Türkiye siyasi tarihinin en çalkantılı dönemlerinden biri olan 2010–2023 yılları arasında, Cumhuriyet Halk Partisi'nin genel başkanlık koltuğunda oturan Kemal Kılıçdaroğlu, sadece partisini değil, ülkenin kaderini de etkileyecek birçok karara imza attı ya da daha kötüsü, sessiz kalarak bu kararların önünü açtı. Bugün hâlâ bu suskunlukların ve yanlış yönlendirmelerin siyasi bedelini toplum olarak ödemeye devam ediyoruz.

2016 yılında “Anayasaya aykırı ama evet diyeceğiz” diyerek dokunulmazlıkların kaldırılmasına verdiği destek, özellikle Kürt siyasi temsilciler başta olmak üzere, muhalefetin Meclis’teki sesinin susturulmasına, hukuksuz tutuklamalara kapı araladı. Bugün bile cezaevlerinde siyasi rehinelerin bulunmasının sorumluluğu, bu yanlış hesapların omuzlarında duruyor.

Yetmedi, 2017'de mühürsüz oylarla gerçekleştirilen ve adil bir halk oylamasından çok meşruiyet krizine dönüşen anayasa referandumuna Kılıçdaroğlu’nun sessiz kalması, muhalif seçmende derin bir güven yarası açtı. Avrupa İnsan Hakları Mahkemesi’ne başvurma ihtimali varken, bu yolun kapatılmasıyla "tek adam rejimi"nin taşları döşendi.

2023 seçimlerinde ise anayasa aykırı olmasına rağmen üçüncü kez Recep Tayyip Erdoğan’ın Cumhurbaşkanı adayı olmasına karşı itirazlara, “Diyelim ki ses çıkardık, nereye gidecek?
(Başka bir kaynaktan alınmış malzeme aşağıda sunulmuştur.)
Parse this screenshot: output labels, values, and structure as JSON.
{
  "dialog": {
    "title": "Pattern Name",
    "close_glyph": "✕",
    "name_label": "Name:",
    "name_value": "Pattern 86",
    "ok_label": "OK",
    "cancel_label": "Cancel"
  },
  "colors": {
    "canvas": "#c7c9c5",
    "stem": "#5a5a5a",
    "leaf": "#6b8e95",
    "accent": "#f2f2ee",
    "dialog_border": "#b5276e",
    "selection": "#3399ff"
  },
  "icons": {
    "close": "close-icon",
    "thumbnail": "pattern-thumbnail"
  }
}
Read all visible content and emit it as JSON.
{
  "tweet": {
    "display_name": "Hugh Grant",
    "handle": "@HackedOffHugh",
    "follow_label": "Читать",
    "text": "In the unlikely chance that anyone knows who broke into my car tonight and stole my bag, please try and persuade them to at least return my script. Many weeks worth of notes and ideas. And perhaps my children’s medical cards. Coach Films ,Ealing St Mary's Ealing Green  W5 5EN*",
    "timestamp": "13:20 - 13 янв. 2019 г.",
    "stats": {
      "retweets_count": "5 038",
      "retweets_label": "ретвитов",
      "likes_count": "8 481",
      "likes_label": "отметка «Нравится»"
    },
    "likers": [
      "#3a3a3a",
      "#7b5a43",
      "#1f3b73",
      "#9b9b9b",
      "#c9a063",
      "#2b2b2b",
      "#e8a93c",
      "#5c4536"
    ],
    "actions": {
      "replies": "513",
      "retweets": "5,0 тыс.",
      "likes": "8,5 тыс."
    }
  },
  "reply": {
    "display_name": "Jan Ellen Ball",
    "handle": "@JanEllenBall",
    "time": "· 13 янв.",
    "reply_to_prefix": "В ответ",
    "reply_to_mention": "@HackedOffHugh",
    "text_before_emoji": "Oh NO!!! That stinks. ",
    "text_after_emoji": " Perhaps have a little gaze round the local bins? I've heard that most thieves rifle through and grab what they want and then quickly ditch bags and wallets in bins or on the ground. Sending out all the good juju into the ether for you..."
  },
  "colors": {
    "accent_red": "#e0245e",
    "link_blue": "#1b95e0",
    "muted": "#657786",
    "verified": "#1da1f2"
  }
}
Yüksek Seçim Kurulu’na. O üyeleri atayan kim, Erdoğan. Verdiği karara kim itiraz edecek? İtiraz edeceğin hiçbir yer yok. Dolayısıyla bizim Erdoğan’ın aday olup olmamasına kilitlenmek gibi bir düşüncemiz yok.” diyerek Erdoğan’ın adaylığının önünü açarak kötülüğün yükselişine basamak oldu. Toplum aday olarak görmek istediği ve yapılan tüm anketlerde, Ekrem İmamoğlu ve Mansur Yavaş gibi isimlerin toplumda karşılık bulduğunu görülmesine rağmen, Kılıçdaroğlu'nun inatla kendisini aday yapması, sadece muhalefetin değil, Türkiye'nin de önünü kesti. Kendi liderliğini halka dayatırken, seçimi kaybeden yalnızca o olmadı umut kaybetti, adalet kaybetti, demokrasi kaybetti. Şahsi hırsı ve kibrinden dolayı 2023 seçimlerden alınan yenilginin ardından parti delegesi büyük bir olgunluk gösterdi ve 13 yıldır partiyi yöneten Kılıçdaroğlu’na ‘artık yeter’ dedi. Son kurultayda Kılıçdaroğlu delegeden beklediği desteği bulamadı ve ağır bir yenilgi aldı.

İmamoğlu ve Özel liderliğinde 31 Mart yerel seçimlerinde CHP tarihî bir zafer kazanmışken, Kılıçdaroğlu bu zaferin ardındaki dinamiklere saygı göstermek yerine, partiyi yeniden ele geçirmek için mahkeme kapılarında siyaset yapıyor. 13 yıl boyunca aldığı her yenilgiye rağmen baş tacı edilen, vefalı seçmenine teşekkür etmek yerine, kendi kibirli hesaplarının peşinden koşuyor. Parti içi demokrasiyi ayaklar altına alarak CHP'yi içeriden bölmeye çalışan bu tutum, sadece bir koltuk hırsı değil, aynı zamanda halkın iradesine açık bir saygısızlıktır.

Kılıçdaroğlu’nun bugünkü tavrı, geçmişin hatalarından ders almamış, kendi siyasi kariyerini partinin geleceğinden daha kıymetli gören bir zihniyetin dışavurumudur. Artık gerçeklerle yüzleşme zamanı: Bu ülke, halkın sırtına yük olan liderlik anlayışını değil, halkla yürüyen bir değişimi hak ediyor.